FS: The international reception of Koselleck has starkly increased over the last two or three decades and has taken many different forms, which makes it difficult to speak about general differences. Koselleck’s Begriffsgeschichte is shaped by very specific historical preconditions that, from the perspective of other national and cultural developments, appear questionable or alien. This applies, for example, to the philosophical dimensions of his methodology and its theoretical aspiration to contribute to a comprehensive theory of modernity or to at least become an indispensable reference for such a theory. This claim, and the methodological conjunction between social history and Begriffsgeschichte, make it appear specious in times of a general critique of grand narratives and post-structural constructivism. On the other hand, the heuristic apparatus of Begriffsgeschichte with concepts, such as temporalization, Sattelzeit, time layers or contemporaneous non-contemporaneity made Begriffsgeschichte very interesting for historiographical research. The internationalization of Begriffsgeschichte opens up an array of completely new problems that are related, in particular, to the (non-)translatability of concepts and the transfer of theoretical premises to other contexts. With regard to Koselleck’s notion of Sattelzeit, it has often been argued that it appeared earlier (England, France) or later (Italy) or in different forms that require a different heuristic instrumentarium.

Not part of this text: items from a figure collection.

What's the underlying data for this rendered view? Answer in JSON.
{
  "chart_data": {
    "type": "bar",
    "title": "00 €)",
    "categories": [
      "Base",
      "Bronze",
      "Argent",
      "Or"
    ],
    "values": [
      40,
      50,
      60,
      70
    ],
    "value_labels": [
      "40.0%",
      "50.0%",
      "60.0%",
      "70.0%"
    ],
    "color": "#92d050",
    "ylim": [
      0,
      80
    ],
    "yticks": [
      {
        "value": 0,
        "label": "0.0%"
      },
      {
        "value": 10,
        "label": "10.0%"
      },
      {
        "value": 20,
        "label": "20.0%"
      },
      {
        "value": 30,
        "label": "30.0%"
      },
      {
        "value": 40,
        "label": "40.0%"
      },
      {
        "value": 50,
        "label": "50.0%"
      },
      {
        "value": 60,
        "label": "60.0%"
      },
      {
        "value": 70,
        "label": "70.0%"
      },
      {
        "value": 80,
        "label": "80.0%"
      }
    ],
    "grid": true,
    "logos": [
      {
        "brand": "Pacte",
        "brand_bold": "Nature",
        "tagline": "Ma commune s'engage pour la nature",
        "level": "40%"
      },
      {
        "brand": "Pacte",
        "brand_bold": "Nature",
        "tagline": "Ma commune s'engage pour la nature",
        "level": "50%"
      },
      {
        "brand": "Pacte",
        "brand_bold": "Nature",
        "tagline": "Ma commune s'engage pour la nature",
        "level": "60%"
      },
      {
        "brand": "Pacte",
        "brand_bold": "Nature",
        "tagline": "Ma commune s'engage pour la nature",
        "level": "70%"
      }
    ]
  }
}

With the integration of non-European and non-Western languages and cultures these problems multiply because here the means such as historical language encyclopedias which are indispensable for conceptual historians are sometimes hardly available or because the relationship between written and spoken language is different, e.g. in cultures that build on the Chinese language. The research on these topics is just beginning but already promises a multiplicity of new perspectives that transgress the horizon of Koselleck’s Begriffsgeschichte.